Today is my dad’s 50th birthday. Being the big five-oh, we couldn’t just do our regular restaurant and cake at home routine, so the decision was made to spend our evening at Lawry’s the Prime RIb. I’ve been doing a good job of watching what I eat lately, but at a restaurant like Lawry’s I had no choice but to throw caution to the wind. Equipped with a steak, mushrooms, mashed potatoes, cream corn, cream spinach and yorkshire pudding, I ate so much, so quickly that I started to hallucinate and temporarily went deaf.
Regardless, it was absolutely worth it. If you’re ever in LA and have a craving for meat, this place will undoubtedly satisfy the carnivore within. And if you use my strategy of “eat everything within arm’s length,” you’ll be treated to a free food coma.
And before the food takes over and I begin my hibernation, I have to say that our waitress was incredibly sweet and down to earth. But hilariously enough, she had a name that you’d only find on a stripper.
As the wave of posts from the past couple of hours would suggest, us Californians got to practice our earthquake drill skills. For the uninitiated, growing up in California meant monthly earthquake drills from elementary school through high school. Earthquake drills were just like fire drills, only we’d have to hide underneath our desks and inside of door frames before getting into a single-file line and walking out to a field/playground. To aid in the simulation, school administrators would sometimes get on the school’s intercom and say something ridiculous like, “Rumble rumble, shake shake,” or, “Earthquake! Earthquake!”
Oftentimes, my friends and I would help even further by screaming as if we were facing armageddon.
Today we got to put all of that training to use. To display my staggering knowledge of earthquake safety and preparedness I stood in the middle of a room, right next to two gigantic filing cabinets as I asked out loud, “What the hell? Is a giant truck coming down the street?”
When I realized that it was, in fact, an earthquake I assumed a surfer stance. As if I was going to ride the giant surfboard of California to safety. I’m sure the two girls I work with were very impressed. After a few moments of getting our wits about us, one of the girls realized she was still in the middle of a phone call. Still in shock and a little freaked out, she picked up the receiver and continued her call. And in the fastest turnaround I’ve ever seen from scared to completely cool and relaxed, she nonchalantly said, “Um, hello? Sorry about that. Oh, no, nothing. We just had an earthquake. How can I help you?”
The earthquake couldn’t knock me off my feet, but that line made me fall to the ground laughing.

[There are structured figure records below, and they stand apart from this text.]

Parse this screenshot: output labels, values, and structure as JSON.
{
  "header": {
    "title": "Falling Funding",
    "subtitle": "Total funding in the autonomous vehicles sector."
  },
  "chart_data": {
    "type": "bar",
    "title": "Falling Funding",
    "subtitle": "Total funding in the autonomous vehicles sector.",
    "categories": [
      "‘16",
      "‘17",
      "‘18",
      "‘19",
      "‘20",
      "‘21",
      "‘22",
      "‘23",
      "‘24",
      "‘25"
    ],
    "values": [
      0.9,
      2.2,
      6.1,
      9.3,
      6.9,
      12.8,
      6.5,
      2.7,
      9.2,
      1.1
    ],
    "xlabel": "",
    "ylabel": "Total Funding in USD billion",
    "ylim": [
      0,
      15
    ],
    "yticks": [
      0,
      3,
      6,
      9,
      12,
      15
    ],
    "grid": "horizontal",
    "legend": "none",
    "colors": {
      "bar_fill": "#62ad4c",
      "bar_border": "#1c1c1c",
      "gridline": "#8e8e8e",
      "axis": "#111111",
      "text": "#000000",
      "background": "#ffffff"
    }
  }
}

I was just talking with an old friend and we realized that 10 years ago we were getting ready for our freshman year of high school. How in the hell did that happen?!
I think I accidentally just sent us both spiraling into a quarter-life crisis.
I found myself at a crossroads a moment ago while washing my hands. Halfway into rinsing the soap off of my hands, I felt a sudden and undeniable urge to pee (I think the rushing faucet water set me off).
At that moment, I began to debate between hygiene and laziness.
Would I do the right thing and wash my hands again? Or would I give in to the voice in my head whining, “But I just washed them!”
Even though I decided against being disgusting, I knew I had a reached a low point in my laziness. At this rate, my next stop is just peeing my pants and then shrugging to my reflection in the bathroom mirror.
-John C. Reilly (Jimmy Kimmel Live on 7-24-08)
I must say, even though Step Brothers looks like it’s going to be awful, Will Ferrell and John C. Reilly form one of the best comedy duos I’ve seen in a very long time.
Because of the lack of tickets and my aversion to large crowds in movie theaters, I waited until yesterday to finally see The Dark Knight. I think I overhyped it to myself because I didn’t leave the theater pulsing with adrenaline and considering a career in vigilante justice and superheroism. Don’t get me wrong, I still thought it was great. I just didn’t devolve into a babbling child afterward, like I’ve done after other superhero movies.
With that said, I definitely agreed with all the praise Heath Ledger has received for his portrayal of the Joker. He was pitch perfect within the Gotham that Christopher Nolan and company have created. But, halfway into the movie I couldn’t help but compare Ledger’s Joker to another recent villain that earned tons of rave reviews: Anton Chigurh.
And as usual, I must break it down into a very simplistic argument of “who would win in a fight?” Though, in this case, I think it’s more appropriate to ask which bad guy I’d least want to cross paths with. After much careful deliberation (I thought about it during lunch in between daydreaming about naked ladies), I have to give it to Chigurh.
Joker was a self-proclaimed “agent of chaos” that would leave mayhem and destruction in his wake, and chances are you’re dead if you’re in his way. On the other hand, Chigurh was death incarnate and would not and could not be stopped if you were his target. There was no question about it, and as the theme went in No Country For Old Men, if you saw him, you were dead.
Regardless, both were really awesome villains that operated outside the normal range of motivation and logic.
Has there ever been any research on why sandwiches taste better when cut in half diagonally?